Como nos últimos anos, quando já corria a monitorização apertada da Comissão, a Unidade dos Grandes Contribuintes (da AT nacional) iniciou algumas inspecções, a deputada do BE Mariana Mortágua quis saber se as autoridades portuguesas conseguiram obter a receita em falta. O secretário de Estado dos Assuntos Fiscais foi evasivo. E, a dada altura, deixou no ar um comentário enigmático: “A resposta à sua pergunta virá nos próximos meses”.

Pouco antes, ao falar sobre a forma como a ZFM é fiscalizada, o secretário de Estado sublinhara que, quando a UGC propõe uma liquidação adicional, um contribuinte, se quiser reclamar, fá-lo junto da autoridade tributária da região autónoma, porque a sede fiscal da empresa é na Madeira.

Estender e avaliar

Para já, o Governo quer prorrogar o actual regime fiscal por mais um ano e irá apresentar uma proposta legislativa no Parlamento para fazer essa extensão, corrigindo, ao mesmo tempo, as desconformidades identificadas pela Comissão.

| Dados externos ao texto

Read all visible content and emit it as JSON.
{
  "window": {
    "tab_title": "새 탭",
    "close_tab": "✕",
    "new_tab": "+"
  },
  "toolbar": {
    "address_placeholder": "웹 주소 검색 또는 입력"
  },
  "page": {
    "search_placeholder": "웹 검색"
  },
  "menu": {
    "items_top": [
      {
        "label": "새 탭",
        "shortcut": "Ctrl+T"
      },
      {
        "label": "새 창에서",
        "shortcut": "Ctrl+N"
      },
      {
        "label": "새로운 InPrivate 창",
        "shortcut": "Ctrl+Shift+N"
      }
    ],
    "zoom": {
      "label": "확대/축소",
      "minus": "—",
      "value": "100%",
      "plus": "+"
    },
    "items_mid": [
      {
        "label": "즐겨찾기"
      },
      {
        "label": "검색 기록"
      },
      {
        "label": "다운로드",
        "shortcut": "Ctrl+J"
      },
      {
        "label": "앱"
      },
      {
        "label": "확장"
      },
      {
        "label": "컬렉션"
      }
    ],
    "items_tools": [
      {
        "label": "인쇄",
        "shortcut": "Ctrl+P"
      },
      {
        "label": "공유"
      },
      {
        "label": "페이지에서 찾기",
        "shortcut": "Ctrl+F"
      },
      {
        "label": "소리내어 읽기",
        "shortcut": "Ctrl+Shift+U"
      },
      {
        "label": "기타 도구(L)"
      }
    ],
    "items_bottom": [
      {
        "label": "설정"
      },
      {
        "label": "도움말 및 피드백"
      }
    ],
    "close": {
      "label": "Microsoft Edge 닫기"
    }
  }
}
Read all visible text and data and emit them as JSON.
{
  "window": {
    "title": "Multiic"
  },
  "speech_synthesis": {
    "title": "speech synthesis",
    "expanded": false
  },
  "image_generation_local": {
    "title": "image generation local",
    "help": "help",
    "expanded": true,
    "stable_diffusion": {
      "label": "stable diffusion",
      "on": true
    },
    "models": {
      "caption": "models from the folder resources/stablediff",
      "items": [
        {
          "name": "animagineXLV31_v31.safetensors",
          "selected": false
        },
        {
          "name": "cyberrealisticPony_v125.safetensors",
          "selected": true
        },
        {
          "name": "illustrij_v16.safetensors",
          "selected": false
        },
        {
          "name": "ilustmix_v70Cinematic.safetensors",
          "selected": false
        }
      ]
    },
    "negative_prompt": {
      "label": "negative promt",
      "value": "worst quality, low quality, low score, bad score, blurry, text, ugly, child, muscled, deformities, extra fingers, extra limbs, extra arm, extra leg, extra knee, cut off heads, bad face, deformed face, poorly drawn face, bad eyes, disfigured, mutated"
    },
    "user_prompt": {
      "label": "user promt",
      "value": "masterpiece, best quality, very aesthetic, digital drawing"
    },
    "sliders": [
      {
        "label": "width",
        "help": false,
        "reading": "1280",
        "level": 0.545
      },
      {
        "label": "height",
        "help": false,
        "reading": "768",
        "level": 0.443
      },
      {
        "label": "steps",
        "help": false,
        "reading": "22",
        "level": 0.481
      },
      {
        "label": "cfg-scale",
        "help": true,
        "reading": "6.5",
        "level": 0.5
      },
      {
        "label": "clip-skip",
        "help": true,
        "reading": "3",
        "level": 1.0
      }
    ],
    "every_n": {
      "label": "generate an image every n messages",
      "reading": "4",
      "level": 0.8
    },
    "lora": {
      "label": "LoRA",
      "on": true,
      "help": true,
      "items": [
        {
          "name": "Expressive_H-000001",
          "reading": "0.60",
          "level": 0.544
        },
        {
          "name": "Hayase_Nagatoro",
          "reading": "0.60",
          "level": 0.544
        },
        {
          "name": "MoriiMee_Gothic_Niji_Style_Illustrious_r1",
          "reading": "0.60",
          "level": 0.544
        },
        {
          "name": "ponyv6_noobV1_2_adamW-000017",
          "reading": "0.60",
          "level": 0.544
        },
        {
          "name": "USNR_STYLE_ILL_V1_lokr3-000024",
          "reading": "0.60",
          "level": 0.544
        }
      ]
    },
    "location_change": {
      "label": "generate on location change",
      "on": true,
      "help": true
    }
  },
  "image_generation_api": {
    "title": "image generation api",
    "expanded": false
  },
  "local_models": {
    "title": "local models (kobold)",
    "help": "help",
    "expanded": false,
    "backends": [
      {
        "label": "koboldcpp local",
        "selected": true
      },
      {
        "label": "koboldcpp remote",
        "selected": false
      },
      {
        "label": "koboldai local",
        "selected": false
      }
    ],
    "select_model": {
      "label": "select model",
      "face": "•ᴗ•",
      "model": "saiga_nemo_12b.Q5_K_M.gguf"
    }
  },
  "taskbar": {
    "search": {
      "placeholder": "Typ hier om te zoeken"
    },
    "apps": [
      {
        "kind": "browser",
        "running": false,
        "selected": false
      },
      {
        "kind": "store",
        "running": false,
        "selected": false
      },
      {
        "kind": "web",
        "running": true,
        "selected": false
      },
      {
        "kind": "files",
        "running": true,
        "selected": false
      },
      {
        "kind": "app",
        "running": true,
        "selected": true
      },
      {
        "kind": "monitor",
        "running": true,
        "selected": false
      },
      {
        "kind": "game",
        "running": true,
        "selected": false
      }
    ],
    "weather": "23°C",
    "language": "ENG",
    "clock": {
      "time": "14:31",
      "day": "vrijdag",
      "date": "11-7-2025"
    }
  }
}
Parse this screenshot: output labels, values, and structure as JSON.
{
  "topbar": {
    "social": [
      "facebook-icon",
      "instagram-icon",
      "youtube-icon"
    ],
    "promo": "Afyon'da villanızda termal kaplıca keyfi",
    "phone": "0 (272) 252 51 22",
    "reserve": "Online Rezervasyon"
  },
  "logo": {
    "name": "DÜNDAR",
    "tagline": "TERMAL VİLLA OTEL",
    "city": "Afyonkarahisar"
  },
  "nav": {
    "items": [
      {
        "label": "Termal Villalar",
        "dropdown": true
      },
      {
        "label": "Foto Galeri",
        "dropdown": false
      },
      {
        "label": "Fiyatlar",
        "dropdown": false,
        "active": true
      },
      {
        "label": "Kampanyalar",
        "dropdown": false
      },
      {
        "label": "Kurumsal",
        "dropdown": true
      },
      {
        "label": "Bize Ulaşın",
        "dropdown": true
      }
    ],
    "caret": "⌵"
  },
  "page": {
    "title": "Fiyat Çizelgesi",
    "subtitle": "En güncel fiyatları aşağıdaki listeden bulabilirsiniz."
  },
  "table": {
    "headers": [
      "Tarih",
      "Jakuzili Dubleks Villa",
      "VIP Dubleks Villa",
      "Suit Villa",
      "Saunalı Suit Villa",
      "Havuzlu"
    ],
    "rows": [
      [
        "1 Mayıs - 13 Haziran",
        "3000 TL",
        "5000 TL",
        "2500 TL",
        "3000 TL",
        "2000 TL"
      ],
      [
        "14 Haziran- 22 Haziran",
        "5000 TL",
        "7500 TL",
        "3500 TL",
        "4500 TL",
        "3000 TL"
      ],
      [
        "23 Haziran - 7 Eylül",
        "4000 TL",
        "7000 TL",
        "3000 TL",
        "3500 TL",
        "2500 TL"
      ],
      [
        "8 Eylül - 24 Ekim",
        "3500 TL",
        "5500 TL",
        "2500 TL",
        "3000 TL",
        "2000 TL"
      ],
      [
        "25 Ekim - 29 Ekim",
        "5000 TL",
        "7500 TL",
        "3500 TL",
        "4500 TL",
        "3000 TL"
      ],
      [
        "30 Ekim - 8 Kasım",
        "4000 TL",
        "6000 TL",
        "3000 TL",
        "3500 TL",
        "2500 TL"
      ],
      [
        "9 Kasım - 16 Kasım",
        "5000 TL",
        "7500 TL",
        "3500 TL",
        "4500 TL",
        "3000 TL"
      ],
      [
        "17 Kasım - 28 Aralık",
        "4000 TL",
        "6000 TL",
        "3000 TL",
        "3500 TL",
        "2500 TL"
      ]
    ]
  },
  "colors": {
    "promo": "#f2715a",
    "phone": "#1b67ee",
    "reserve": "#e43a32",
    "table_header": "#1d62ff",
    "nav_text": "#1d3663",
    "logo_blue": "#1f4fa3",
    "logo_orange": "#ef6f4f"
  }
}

A ZFM funciona por regimes que se sucedem uns aos outros e, como o IV está em “phasing out” (em extinção gradual), Mendonça Mendes admite fazer uma avaliação “sobre o custo-benefício” em articulação com o Governo regional, para se analisar a “mais valia-económica e social que exista, ou não, em função dos benefícios fiscais” atribuídos.

A sugestão veio do PAN, partido que, tal como o PCP e o BE, considera que a ZFM está a inflacionar o Produto Interno Bruto (PIB) da região da Madeira de forma artificial e a privar a região de fundos estruturais.

A deputada do CDS-PP Cecília Meireles alertou: “Se o regime acabar há um prejuízo para a receita fiscal da Zona Franca da Madeira”.

Mendonça Mendes sublinhou que Portugal tem de comunicar à Comissão até 31 de Dezembro que pretende estender o regime por mais um ano e referiu que, dessa forma, fica salvaguardado, porque mesmo que as novas regras só estejam legisladas depois de 1 de Janeiro, serão aplicadas às empresas licenciadas desde o início de 2021.

Do lado do PSD, a deputada Sara Madruga da Costa voltou a dizer que quando se fala da despesa fiscal associada à ZFM “não existe qualquer prejuízo” para a receita, porque, contrapôs, as empresas estariam nas praças financeiras concorrentes. Quanto às ilegalidades, disse que há uma “dúvida interpretativa em torno do conceito de postos de trabalho” e considerou ser importante clarificar a origem do problema para haver “uma melhor decisão para o futuro” do regime.